— Одну минуту, — сказал он. — Я отбираю дела, которые нужно сделать. Остальное выброшу.
Карен кивнула и посмотрела на стену, где, как она помнила, висело стихотворение в замызганной рамке:
Я заперла свою сестренку и от жизни, и от света,
Ради розы, ради ленты, за венок на голове.
Это напомнило ей о кошмаре в Марианах. Карен отвернулась.
Арнольд запихнул несколько папок в коробку, а остальные бросил в мусорное ведро.
— Ну, — сказал он, — ты отдала свое первородство. Утром Белл сказала мне, что перевела свои акции на имя Джефри. Это было неразумно.
Карен кивнула.
— Я всегда пытался понять точку зрения твоей матери. Я твердо знал, что она действовала из страха, а не из ненависти. В конечном счете, я всегда приходил к этому. — Он покачал головой. — Я совершил много ошибок, Карен. Но больше всего сожалею, когда моя ошибка задевает тебя.
Карен чувствовала комок в горле, но она не собиралась больше плакать. Знал ли ее отец, что она была настоящей дочерью Белл? Должна ли она рассказать ему об этом? Значило ли это что-нибудь, в конце концов? Лучше придерживаться дела.

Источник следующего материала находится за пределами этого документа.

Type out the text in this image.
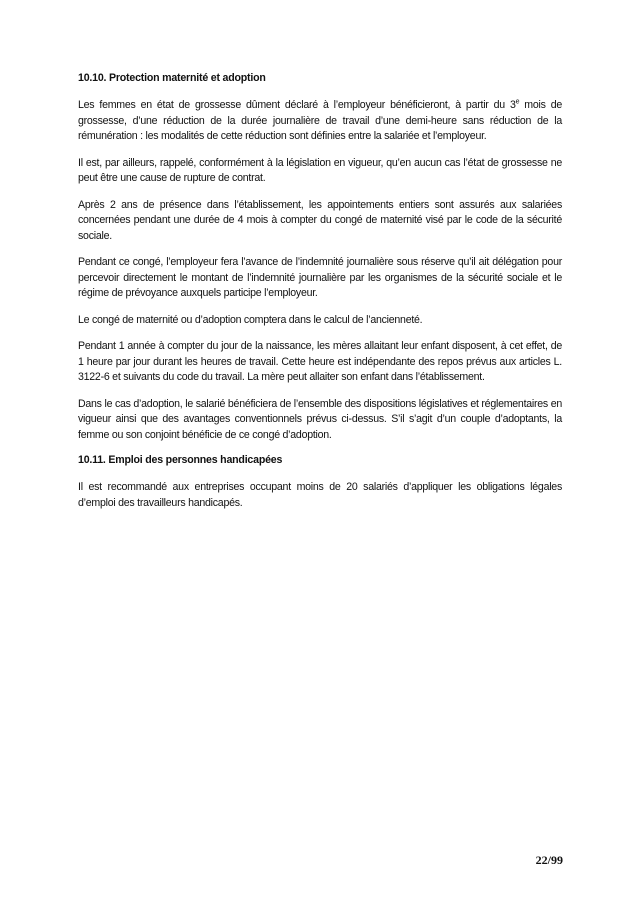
10.10. Protection maternité et adoption

Les femmes en état de grossesse dûment déclaré à l’employeur bénéficieront, à partir du 3e mois de grossesse, d’une réduction de la durée journalière de travail d’une demi-heure sans réduction de la rémunération : les modalités de cette réduction sont définies entre la salariée et l’employeur.

Il est, par ailleurs, rappelé, conformément à la législation en vigueur, qu’en aucun cas l’état de grossesse ne peut être une cause de rupture de contrat.

Après 2 ans de présence dans l’établissement, les appointements entiers sont assurés aux salariées concernées pendant une durée de 4 mois à compter du congé de maternité visé par le code de la sécurité sociale.

Pendant ce congé, l’employeur fera l’avance de l’indemnité journalière sous réserve qu’il ait délégation pour percevoir directement le montant de l’indemnité journalière par les organismes de la sécurité sociale et le régime de prévoyance auxquels participe l’employeur.

Le congé de maternité ou d’adoption comptera dans le calcul de l’ancienneté.

Pendant 1 année à compter du jour de la naissance, les mères allaitant leur enfant disposent, à cet effet, de 1 heure par jour durant les heures de travail. Cette heure est indépendante des repos prévus aux articles L. 3122-6 et suivants du code du travail. La mère peut allaiter son enfant dans l’établissement.

Dans le cas d’adoption, le salarié bénéficiera de l’ensemble des dispositions législatives et réglementaires en vigueur ainsi que des avantages conventionnels prévus ci-dessus. S’il s’agit d’un couple d’adoptants, la femme ou son conjoint bénéficie de ce congé d’adoption.

10.11. Emploi des personnes handicapées

Il est recommandé aux entreprises occupant moins de 20 salariés d’appliquer les obligations légales d’emploi des travailleurs handicapés.

22/99
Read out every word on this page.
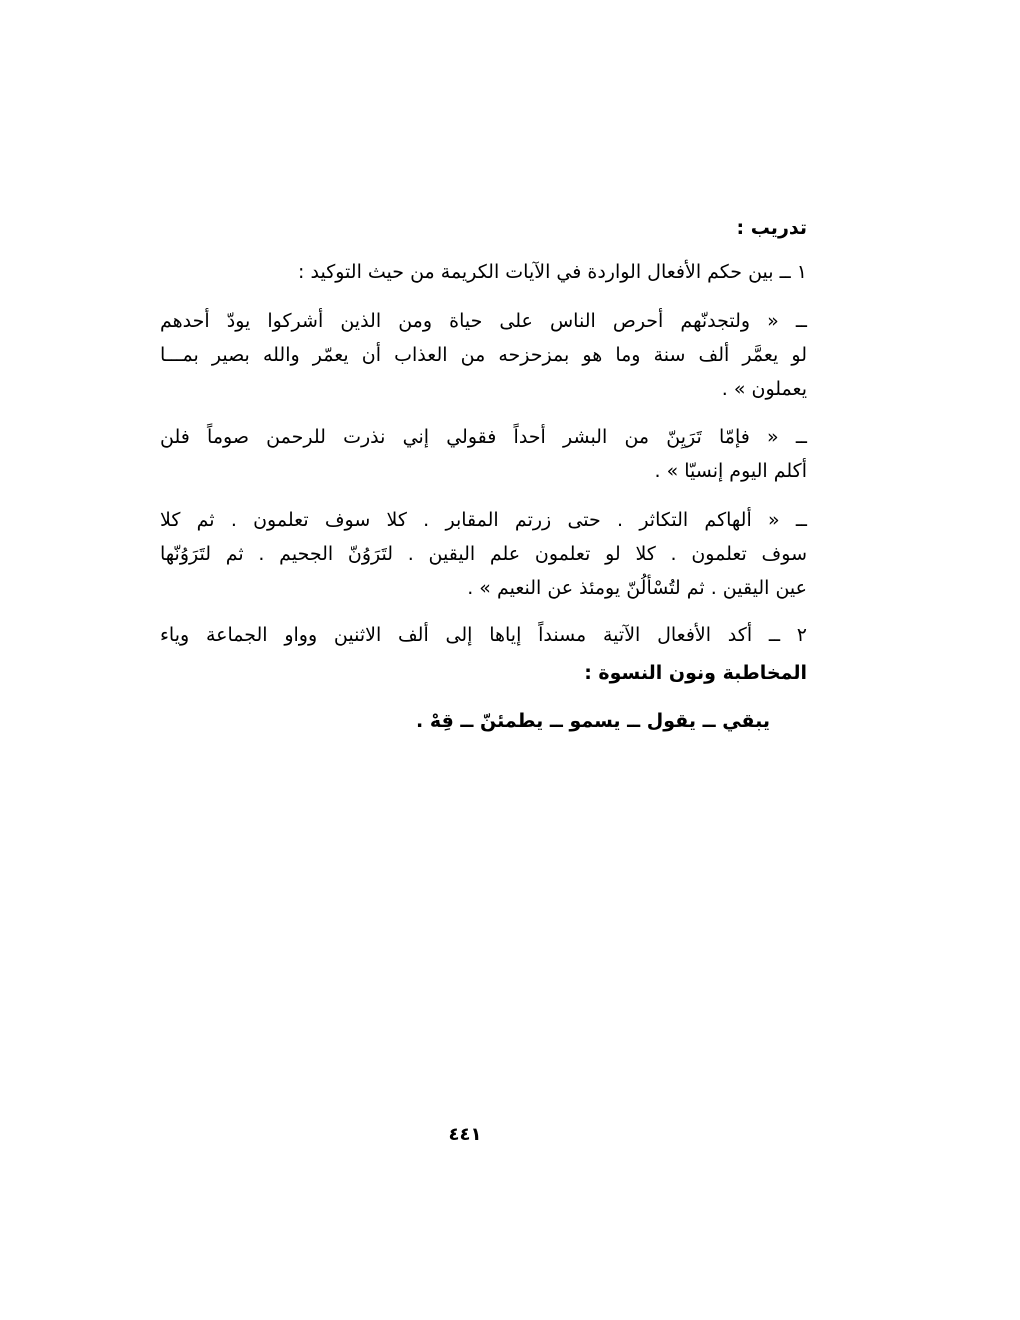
تدريب :
١ ــ بين حكم الأفعال الواردة في الآيات الكريمة من حيث التوكيد :
ــ « ولتجدنّهم أحرص الناس على حياة ومن الذين أشركوا يودّ أحدهم
لو يعمَّر ألف سنة وما هو بمزحزحه من العذاب أن يعمّر والله بصير بمـــا
يعملون » .
ــ « فإمّا تَرَيِنّ من البشر أحداً فقولي إني نذرت للرحمن صوماً فلن
أكلم اليوم إنسيّا » .
ــ « ألهاكم التكاثر . حتى زرتم المقابر . كلا سوف تعلمون . ثم كلا
سوف تعلمون . كلا لو تعلمون علم اليقين . لتَرَوُنّ الجحيم . ثم لتَرَوُنّها
عين اليقين . ثم لتُسْألُنّ يومئذ عن النعيم » .
٢ ــ أكد الأفعال الآتية مسنداً إياها إلى ألف الاثنين وواو الجماعة وياء
المخاطبة ونون النسوة :
يبقي ــ يقول ــ يسمو ــ يطمئنّ ــ قِهْ .
٤٤١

— Я как раз хотела задать тебе один вопрос, — сказала она Арнольду. — Вы включили К. К. Inc. в вашу корпорацию. Могу ли я сделать что-нибудь, чтобы помочь вам?
Арнольд покачал головой.
— Ты уже сделала немало. Если бы я пораньше узнал, что ты перевела на нас свои акции! Я бы тогда посоветовал тебе не делать этого. Но это был благородный жест. И может быть, даже правильный. Карен, ты хорошая девочка. Я получил письмо от Ларса Дагсвара. Он думает, что ты можешь делать чудеса: ходить по воде и прочее. — Он положил ей руку на плечо. — Я горжусь тобой, — сказал он.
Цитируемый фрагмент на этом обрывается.